Eski Genelkurmay Başkanı İlker Başbuğ'un durumunun hatırlatılması üzerine Gül, Başbuğ'un Yüce Divan'da yargılanması gerektiğini önceden söylediğini hatırlatarak, "hukukçu değilim ben" dedi.
- "Yargı mensupları ve kurumları çok dikkatli ve hassas olmalı"
Devletin en etkili makamlarının Cumhurbaşkanının, Başbakanın, değişik kesimlerin, Başbuğ'un ve milletvekillerinin tutuksuz yargılanması gerektiğine vurgu yaptığı anımsatılarak, "Yargı da ısrarla bunları dinlemiyor. 'Hukuk bunu gerektiriyor' mu diyeceğiz?
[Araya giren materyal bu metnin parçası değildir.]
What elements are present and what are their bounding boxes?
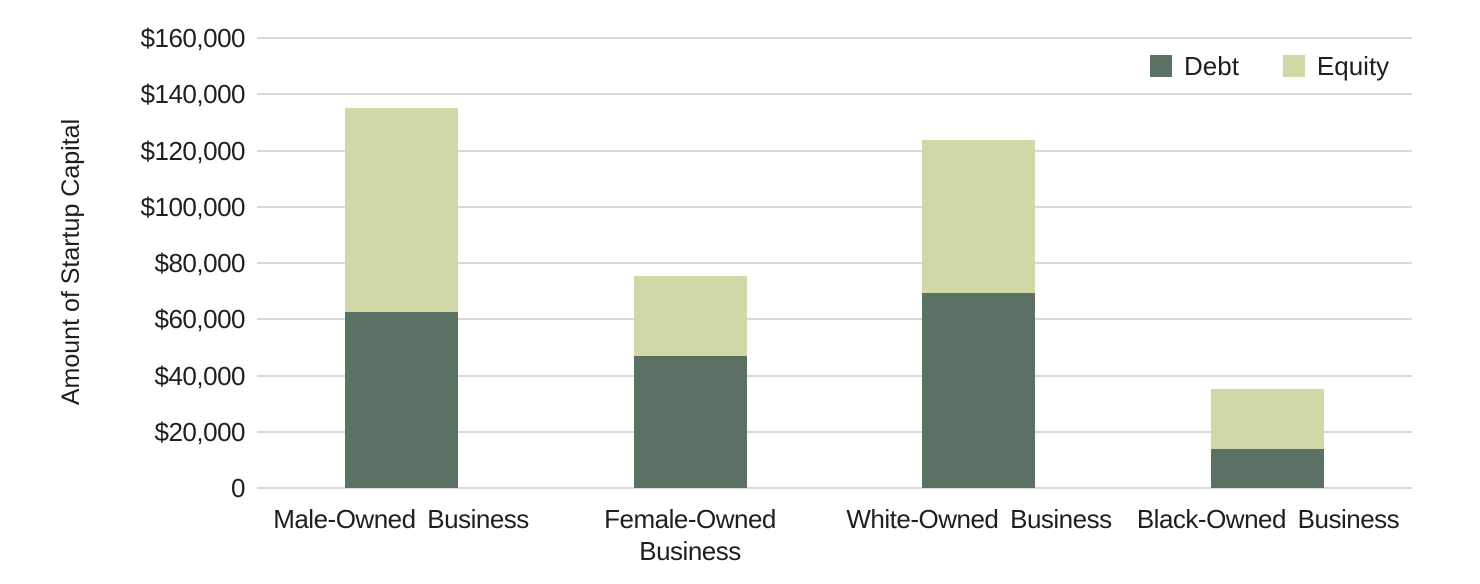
bar-segment-equity-2 [922,140,1035,293]
gridline [257,487,1412,489]
bar-segment-equity-3 [1211,389,1324,449]
legend: Debt Equity [1150,51,1389,81]
gridline [257,374,1412,377]
bar-segment-debt-0 [345,312,458,488]
y-tick-label: $100,000 [140,191,246,222]
y-tick-label: $20,000 [154,416,246,447]
y-tick-label: $60,000 [154,304,246,335]
gridline [257,149,1412,152]
gridline [257,430,1412,433]
y-tick-label: 0 [231,473,245,503]
legend-item-equity: Equity [1282,51,1390,81]
gridline [257,37,1412,39]
legend-swatch-equity [1282,55,1305,77]
gridline [257,205,1412,208]
bar-segment-debt-1 [634,356,747,488]
bar-segment-equity-1 [634,276,747,356]
legend-label-debt: Debt [1184,51,1239,81]
gridline [257,318,1412,321]
x-axis-label: White-Owned Business [846,504,1112,534]
y-tick-label: $40,000 [154,360,246,391]
legend-label-equity: Equity [1316,51,1390,81]
bar-segment-debt-2 [922,293,1035,488]
y-tick-label: $160,000 [140,23,246,53]
x-axis-label: Black-Owned Business [1136,504,1400,534]
gridline [257,262,1412,264]
y-tick-label: $140,000 [140,79,246,110]
bar-segment-debt-3 [1211,449,1324,488]
legend-swatch-debt [1150,55,1172,77]
gridline [257,93,1412,96]
y-tick-label: $80,000 [154,248,246,278]
x-axis-label: Male-Owned Business [273,504,529,534]
plot-area [257,37,1412,489]
legend-item-debt: Debt [1150,51,1239,81]
bar-segment-equity-0 [345,108,458,312]
x-axis-label: Female-Owned Business [604,504,776,566]
y-tick-label: $120,000 [140,135,246,166]
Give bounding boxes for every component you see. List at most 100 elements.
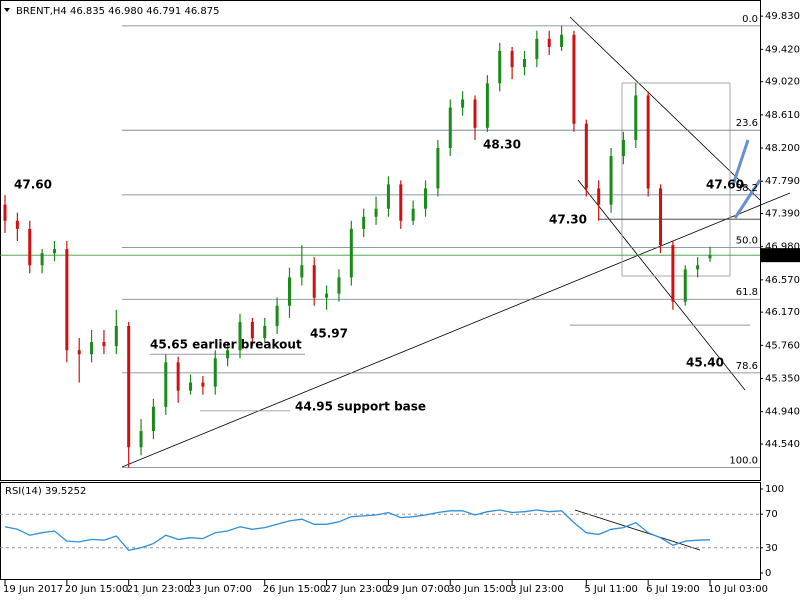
candle-body [28, 228, 32, 266]
candle-body [90, 342, 94, 355]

Kamuoyunda 'İlker Başbuğ'u bırakmayanlar Nedim Şener'i, Hanefi Avcı'yı içeri atanlar, sırf siyasi nedenlerle hukuku kullanarak bunu yapıyorlar' gibi bir algı var bunu nasıl aşacağız" diye sorulması üzerine Gül, yargı mensupları ve yargı kurumlarının bu tip algılamaların ortaya çıkmaması için çok daha hassas ve dikkatli olmaları gerektiğinin altını çizdi. Cumhurbaşkanı Gül, şöyle devam etti:
"Eğer farklı açıdan bakıyorsanız beni yanlış anlayabilirsiniz. Diyebilirsiniz ki 'acaba Cumhurbaşkanı şöyle bir şeyi korumak mı istiyor, acaba şunun dillendirilmesinden rahatsız mı oluyor' gibi bakılabilir. Ama ilkeli bir bazda, prensipli bir şekilde baktığınızda, altını özellikle çiziyorum, yargının bağımsızılığı ve tarafsızlığı herşeyin başında gelir. Bunun hem kararını verirken hem kendi kararını verme süreci içerisindeki çalışma davranışları açısından. Onun için Meclis Başkanının söylediği, anayasa maddesi, Ceza Muhakemeleri Kanunu'nun ilgili maddeleri, bütün bunlara herkesin titizliklikle riayet etmesi şarttır. Eğer edilmezse bugün birisi şikayet eder ama yarın bir bakarsınız başkası şikayet eder. Bugün birinin 'bunda ne var' diye savunduğu konu, yarın gelir kendisinin şikayet konusu haline dönüşür. Onun için herkesin, hepimizin ilkeli ve prensipli olmamız gerekir. Fikrimiz, düşüncemiz, inançlarımız, siyasi görüşlerimiz ne olursa olsun hukuk, yargı söz konusu olduğunda bunları bir kenara bırakıp bizi bağlayan yasalara göre hareket etmemiz gerekir ve edilmesi gerekir."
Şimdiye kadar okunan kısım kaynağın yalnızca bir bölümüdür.